Several changes to the definition of “commodity pool operator” could require fiduciaries of retirement plans to file for an exemption from treatment as a “commodity pool operator,” or be subject to comprehensive registration and compliance requirements. A “commodity pool operator” is generally a manager of a pooled investment vehicle that invests in commodity interests. The Dodd-Frank Act amended the Commodity Exchange Act to include swaps within the commodity interests that will establish a commodity pool. Investment in futures and options on futures also will cause a pooled investment vehicle to be considered a commodity pool. A plan fiduciary could therefore be treated as a “commodity pool operator” if the plan invests in swaps, futures or options on futures, or invests in a fund that, directly or indirectly, invests in those commodity interests. Several exemptions may apply. However, some exemptions require a filing with the National Futures Association, and recent guidance from the Commodity Futures Trading Commission (“CFTC”) requires the exemption filing in more circumstances than before.
A retirement plan is automatically exempt from being treated as a commodity pool if the plan does not include any voluntary contributions from employees. Contributory defined benefit plans are also not considered commodity pools if voluntary employee contributions by employees are not committed as margin or premiums for futures or options contracts. The fiduciaries of most other ERISA-covered retirement plans that invest in swaps are exempt from treatment as commodity pool operators only if the fiduciaries file a notice of eligibility for the exemption with the National Futures Association and inform plan participants that the fiduciaries claimed the exemption. The plan fiduciaries must also reaffirm the notice each year and submit to the examination by the CFTC to confirm that the filing and disclosure requirements have been met. There is no fee associated with the filing.
Even if the plan does not invest directly in swaps, an exemption filing may be required if the retirement plan invests in a fund that invests in swaps. In some cases, funds in which a plan invests and which invest in swaps may be exempt from the registration requirements. Previous CFTC guidance provided that, if a fund manager is exempt from registration as a commodity pool operator, the manager of an investor fund in the fund (such as a plan investment fiduciary) would not be a commodity pool operator. However, the CFTC has withdrawn this guidance, leaving uncertain the extent to which a retirement plan fiduciary would be considered to be a commodity pool operator by investing plan assets in a fund that invests in swaps and is exempt from registration requirements. Furthermore, recent CFTC guidance narrows the exemptions from registration so that funds that were previously exempt are no longer exempt. Plan fiduciaries may wish to file for the exemption even when it is uncertain whether the plan fiduciary would otherwise be considered a commodity pool operator.

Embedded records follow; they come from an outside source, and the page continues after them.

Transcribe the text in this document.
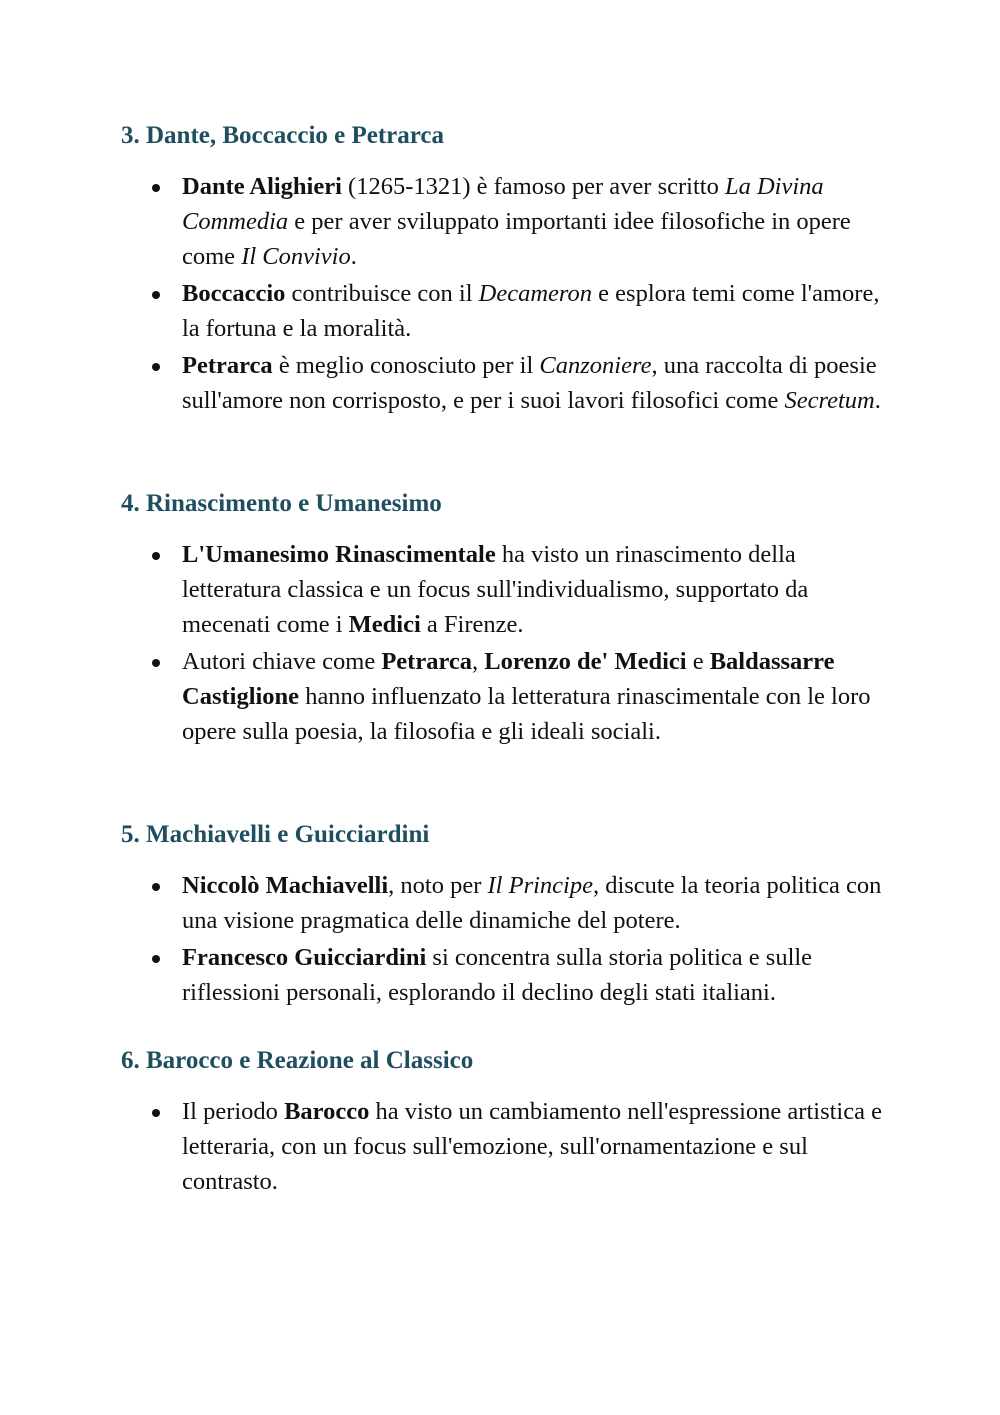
3. Dante, Boccaccio e Petrarca
Dante Alighieri (1265-1321) è famoso per aver scritto La Divina Commedia e per aver sviluppato importanti idee filosofiche in opere come Il Convivio.
Boccaccio contribuisce con il Decameron e esplora temi come l'amore, la fortuna e la moralità.
Petrarca è meglio conosciuto per il Canzoniere, una raccolta di poesie sull'amore non corrisposto, e per i suoi lavori filosofici come Secretum.
4. Rinascimento e Umanesimo
L'Umanesimo Rinascimentale ha visto un rinascimento della letteratura classica e un focus sull'individualismo, supportato da mecenati come i Medici a Firenze.
Autori chiave come Petrarca, Lorenzo de' Medici e Baldassarre Castiglione hanno influenzato la letteratura rinascimentale con le loro opere sulla poesia, la filosofia e gli ideali sociali.
5. Machiavelli e Guicciardini
Niccolò Machiavelli, noto per Il Principe, discute la teoria politica con una visione pragmatica delle dinamiche del potere.
Francesco Guicciardini si concentra sulla storia politica e sulle riflessioni personali, esplorando il declino degli stati italiani.
6. Barocco e Reazione al Classico
Il periodo Barocco ha visto un cambiamento nell'espressione artistica e letteraria, con un focus sull'emozione, sull'ornamentazione e sul contrasto.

The filing requirements took effect at the end of last year. A notice of an exemption (if needed to obtain an exemption) must be filed before the plan invests in commodity interests. Those plans that filed for the exemption in previous years have until March 1 to file the annual affirmation.
Even if a plan fiduciary makes the exemption filing or is otherwise exempt as a commodity pool operator, the fiduciary might need to register as a “major swap participant” if the plan uses swaps and the primary purpose of the swaps investment is not hedging or mitigating any risk directly associated with the operation of the plan. Accordingly, plan fiduciaries might wish to ensure that the plan’s investment managers, and managers of funds in which the plan invests, do not use swaps for purposes other than hedging or mitigating risks.